O primeiro delator que originou o processo fez alguns pedidos à Justiça para revelar as informações. Entre elas estão que durante um período de dez anos a partir da assinatura do termo, o delator não poderá exercer nenhuma função pública.

O prefeito investigado deverá também se afastar de qualquer atividade empresarial que negocie ou contrate com o poder público direta ou indiretamente, ainda que seja por intermédio de pessoa jurídica ou de terceiro.

O delator precisou ainda devolver em forma de reparação aos danos causados ao patrimônio público: um terreno, máquinas hidráulicas, caminhões, reboques, semirreboques, uma caminhonete, 23 lotes e um autoposto.

Desembargadora contesta ataques às delações

Advogados que defendem os prefeitos e outros denunciados presos durante as investigações, afirmam que o processo não se sustenta por ser baseado nas delações de outros envolvidos no esquema.

A desembargadora Cinthia Beatriz da Silva Bittencourt Schaefer, relatora da operação no TJSC (Tribunal de Justiça de Santa Catarina), tem destacado a robustez das provas e criticado esses argumentos das defesas em seus votos.
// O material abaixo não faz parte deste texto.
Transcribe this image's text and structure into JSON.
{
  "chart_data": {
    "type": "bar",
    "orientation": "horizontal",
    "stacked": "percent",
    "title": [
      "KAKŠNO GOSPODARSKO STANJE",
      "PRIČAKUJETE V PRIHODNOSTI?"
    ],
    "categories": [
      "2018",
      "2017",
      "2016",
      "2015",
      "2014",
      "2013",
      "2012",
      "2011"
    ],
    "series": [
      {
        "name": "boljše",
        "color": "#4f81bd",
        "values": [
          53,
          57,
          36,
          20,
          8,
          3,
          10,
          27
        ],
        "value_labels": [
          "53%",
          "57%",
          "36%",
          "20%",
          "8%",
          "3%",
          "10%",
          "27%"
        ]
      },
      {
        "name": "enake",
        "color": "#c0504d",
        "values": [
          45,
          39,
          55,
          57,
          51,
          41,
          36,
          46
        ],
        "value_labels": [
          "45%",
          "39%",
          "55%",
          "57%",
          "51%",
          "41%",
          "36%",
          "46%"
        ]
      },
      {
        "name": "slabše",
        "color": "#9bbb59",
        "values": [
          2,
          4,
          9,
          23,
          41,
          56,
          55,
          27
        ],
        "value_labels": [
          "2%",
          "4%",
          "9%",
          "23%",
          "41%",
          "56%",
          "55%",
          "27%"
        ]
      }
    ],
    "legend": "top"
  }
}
“Os colaboradores premiados são assistidos neste processo por diversos advogados de escritórios de advocacia distintos, tendo ciência dos termos do acordo e os firmado de forma livre, consciente e voluntária.”

Em outro voto relacionado ao aceite das denúncias dos investigados de Balneário Barra do Sul, ela diz:

“Tamanho os indícios veementes de que agentes públicos e privados, como por exemplo Antonio Rodrigues e Jeferson Luis Rodrigues, estariam nadando de braçada nos cofres públicos dos municípios catarinenses.”

Até o momento são 16 prefeitos presos, além de diversos outros agentes públicos. Segundo a investigação do MPSC, a dimensão do suposto esquema criminoso, se comprovado, aparenta ser maior do que boa parcela do orçamento anual de dezenas, quiçá mais de uma centena de municípios catarinenses”.